David Rice, Global COO, Commercial Banking, HSBC, said:

"Partnership is powerful. Look at how banks, technology companies, and non-financial institutions have worked together over the past ten years to create network effects and virtuous circles that help customers in the end. We've been able to cut prices and get rid of problems for everyone in the system. Indeed, in 2030, customers—whether consumers or corporates — no longer see banking as a distinct activity. It has become invisible, embedded in the underlying interaction. That could be a B2B payment, optimisation of the supply chain, or simple things like buying your groceries online. It has become the dominant distribution model for all banks.

"The reality is we are operating in a world where you can’t work independently. Banks need to find partners with whom they can build relationships that are good for both parties and help customers and suppliers. In the digital economy, the bank’s role can even be as the curator of platform interactions. It can be a consumer or a producer."

Judd Caplain, Global Head of Financial Services, KPMG International, said:

"Sector convergence has already begun, enabled and driven by new technology and innovation, and it is expected to accelerate." Concepts such as embedded finance, the platform ecosystem, and the data economy may render traditional categories of financial services and providers increasingly less relevant. The other area where our voices speak as one is on the imperative to leave the world in a better place than we found it. They expect the environmental, social, and governance (ESG) phenomenon of recent years to evolve and expand — ensuring that financial services companies drive positive change. That may include climate change mitigation, but also span social justice, equality, and fairness.

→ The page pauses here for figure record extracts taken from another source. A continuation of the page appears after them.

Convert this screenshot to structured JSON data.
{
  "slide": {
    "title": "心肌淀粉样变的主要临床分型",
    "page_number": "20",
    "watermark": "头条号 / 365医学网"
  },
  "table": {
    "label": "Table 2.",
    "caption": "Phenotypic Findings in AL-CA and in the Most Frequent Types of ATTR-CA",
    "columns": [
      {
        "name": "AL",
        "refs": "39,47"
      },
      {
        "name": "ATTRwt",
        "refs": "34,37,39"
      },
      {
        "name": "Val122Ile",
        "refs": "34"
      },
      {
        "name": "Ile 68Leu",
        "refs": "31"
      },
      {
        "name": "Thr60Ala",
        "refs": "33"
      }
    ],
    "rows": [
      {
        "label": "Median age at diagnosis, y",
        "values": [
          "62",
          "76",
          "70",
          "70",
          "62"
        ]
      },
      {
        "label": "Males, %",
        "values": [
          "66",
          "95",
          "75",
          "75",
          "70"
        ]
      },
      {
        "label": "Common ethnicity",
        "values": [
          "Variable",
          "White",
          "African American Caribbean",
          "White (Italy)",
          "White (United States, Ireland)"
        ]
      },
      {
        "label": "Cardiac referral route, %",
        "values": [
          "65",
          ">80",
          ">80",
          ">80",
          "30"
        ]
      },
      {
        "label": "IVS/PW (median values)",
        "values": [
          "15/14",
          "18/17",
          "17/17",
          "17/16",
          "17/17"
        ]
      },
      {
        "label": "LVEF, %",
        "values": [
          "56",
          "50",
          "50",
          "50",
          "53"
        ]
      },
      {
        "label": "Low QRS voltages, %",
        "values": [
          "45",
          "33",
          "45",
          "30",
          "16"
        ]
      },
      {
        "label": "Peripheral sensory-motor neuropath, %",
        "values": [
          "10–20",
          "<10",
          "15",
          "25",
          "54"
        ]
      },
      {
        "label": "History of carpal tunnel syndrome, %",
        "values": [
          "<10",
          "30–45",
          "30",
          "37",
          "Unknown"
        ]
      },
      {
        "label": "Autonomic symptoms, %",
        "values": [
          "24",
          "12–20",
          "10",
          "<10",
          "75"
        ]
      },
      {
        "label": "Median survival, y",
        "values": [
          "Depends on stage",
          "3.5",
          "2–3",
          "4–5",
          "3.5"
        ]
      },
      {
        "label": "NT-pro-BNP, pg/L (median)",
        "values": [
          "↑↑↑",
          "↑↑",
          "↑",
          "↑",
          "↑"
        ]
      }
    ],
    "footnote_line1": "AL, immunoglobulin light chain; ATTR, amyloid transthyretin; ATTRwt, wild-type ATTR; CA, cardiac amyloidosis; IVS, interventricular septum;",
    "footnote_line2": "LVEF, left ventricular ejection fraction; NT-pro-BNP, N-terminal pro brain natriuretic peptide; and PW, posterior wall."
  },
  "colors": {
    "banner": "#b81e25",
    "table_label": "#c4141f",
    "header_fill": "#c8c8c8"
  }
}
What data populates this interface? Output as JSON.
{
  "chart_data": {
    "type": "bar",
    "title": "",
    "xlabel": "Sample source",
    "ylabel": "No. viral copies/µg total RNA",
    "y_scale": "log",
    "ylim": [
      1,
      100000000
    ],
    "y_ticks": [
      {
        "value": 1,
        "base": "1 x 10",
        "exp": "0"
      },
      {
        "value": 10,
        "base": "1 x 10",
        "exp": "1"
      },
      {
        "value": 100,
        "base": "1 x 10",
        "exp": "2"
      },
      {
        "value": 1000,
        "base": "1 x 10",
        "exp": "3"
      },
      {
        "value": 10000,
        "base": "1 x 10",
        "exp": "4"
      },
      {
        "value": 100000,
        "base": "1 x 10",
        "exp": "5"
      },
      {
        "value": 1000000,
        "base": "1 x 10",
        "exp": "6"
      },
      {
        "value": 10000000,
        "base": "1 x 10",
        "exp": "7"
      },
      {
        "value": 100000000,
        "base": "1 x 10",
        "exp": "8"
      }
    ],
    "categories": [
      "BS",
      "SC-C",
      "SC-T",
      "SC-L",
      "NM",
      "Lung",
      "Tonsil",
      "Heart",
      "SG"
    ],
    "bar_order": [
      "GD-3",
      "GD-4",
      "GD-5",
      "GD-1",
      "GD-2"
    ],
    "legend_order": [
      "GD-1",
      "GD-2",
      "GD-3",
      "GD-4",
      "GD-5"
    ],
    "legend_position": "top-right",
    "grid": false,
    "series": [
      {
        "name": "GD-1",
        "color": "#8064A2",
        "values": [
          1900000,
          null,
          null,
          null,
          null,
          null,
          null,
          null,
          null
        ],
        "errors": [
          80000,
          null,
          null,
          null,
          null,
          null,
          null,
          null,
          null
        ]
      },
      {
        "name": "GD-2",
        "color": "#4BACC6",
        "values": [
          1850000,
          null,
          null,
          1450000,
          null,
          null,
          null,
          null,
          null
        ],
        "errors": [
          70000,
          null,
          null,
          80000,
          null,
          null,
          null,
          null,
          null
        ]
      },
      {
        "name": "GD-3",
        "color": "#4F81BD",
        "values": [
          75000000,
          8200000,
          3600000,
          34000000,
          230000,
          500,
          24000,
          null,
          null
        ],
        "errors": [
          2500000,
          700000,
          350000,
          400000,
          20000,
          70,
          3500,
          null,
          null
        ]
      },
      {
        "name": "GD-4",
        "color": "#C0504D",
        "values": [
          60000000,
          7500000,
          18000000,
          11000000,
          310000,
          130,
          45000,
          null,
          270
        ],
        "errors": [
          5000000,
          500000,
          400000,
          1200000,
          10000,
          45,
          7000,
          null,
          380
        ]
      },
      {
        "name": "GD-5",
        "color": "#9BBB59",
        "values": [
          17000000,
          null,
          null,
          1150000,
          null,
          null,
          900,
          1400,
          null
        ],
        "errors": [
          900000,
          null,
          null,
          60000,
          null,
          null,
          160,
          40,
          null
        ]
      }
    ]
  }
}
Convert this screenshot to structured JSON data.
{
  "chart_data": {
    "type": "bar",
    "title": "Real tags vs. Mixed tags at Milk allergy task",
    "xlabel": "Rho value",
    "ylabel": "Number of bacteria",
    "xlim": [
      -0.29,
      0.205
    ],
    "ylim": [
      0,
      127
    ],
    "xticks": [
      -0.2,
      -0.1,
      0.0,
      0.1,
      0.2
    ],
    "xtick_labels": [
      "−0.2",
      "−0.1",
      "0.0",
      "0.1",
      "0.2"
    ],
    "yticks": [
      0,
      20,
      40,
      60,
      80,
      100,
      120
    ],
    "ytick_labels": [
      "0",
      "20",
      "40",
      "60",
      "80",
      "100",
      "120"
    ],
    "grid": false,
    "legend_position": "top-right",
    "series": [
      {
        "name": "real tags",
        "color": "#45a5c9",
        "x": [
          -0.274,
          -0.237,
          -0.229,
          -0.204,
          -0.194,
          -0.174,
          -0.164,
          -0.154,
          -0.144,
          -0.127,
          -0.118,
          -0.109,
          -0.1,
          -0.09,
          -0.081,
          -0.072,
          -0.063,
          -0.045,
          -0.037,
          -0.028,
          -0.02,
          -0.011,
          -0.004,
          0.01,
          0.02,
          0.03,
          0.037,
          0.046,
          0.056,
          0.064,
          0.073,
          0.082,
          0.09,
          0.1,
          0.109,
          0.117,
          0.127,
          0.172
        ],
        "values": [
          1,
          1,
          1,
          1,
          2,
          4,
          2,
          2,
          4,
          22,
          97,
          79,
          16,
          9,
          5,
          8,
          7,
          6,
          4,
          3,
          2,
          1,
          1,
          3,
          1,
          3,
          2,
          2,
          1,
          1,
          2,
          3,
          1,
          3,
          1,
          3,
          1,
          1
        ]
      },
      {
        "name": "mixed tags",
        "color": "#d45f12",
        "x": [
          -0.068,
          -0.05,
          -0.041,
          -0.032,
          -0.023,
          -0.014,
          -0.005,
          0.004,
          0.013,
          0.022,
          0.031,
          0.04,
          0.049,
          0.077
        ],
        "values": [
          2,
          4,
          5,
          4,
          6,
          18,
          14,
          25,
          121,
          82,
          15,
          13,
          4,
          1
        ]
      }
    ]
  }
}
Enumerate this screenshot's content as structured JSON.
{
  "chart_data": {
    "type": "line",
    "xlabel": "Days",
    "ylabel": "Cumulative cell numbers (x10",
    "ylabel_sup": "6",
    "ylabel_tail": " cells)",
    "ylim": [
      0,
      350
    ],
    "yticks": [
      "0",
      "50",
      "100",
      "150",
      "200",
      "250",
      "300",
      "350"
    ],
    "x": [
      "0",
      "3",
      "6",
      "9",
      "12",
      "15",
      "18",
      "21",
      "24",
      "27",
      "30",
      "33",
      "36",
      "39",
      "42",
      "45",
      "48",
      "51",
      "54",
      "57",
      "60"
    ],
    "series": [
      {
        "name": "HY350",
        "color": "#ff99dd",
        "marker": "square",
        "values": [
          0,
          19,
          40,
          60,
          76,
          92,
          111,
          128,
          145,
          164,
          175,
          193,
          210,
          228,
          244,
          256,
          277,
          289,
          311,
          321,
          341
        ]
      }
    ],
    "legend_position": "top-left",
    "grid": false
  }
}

"Elsewhere, many of our interviewees sense a power shift. They anticipate data driving new business models and undermining existing ways of operating. But what's most important is that they expect customers to see and understand clear benefits when they give trusted partners and businesses access to their data. Of course, not every prediction in this research will come true. Our aim with Voices On 2030 is to stimulate debate—to shed some light on the future without pretending to have all the answers."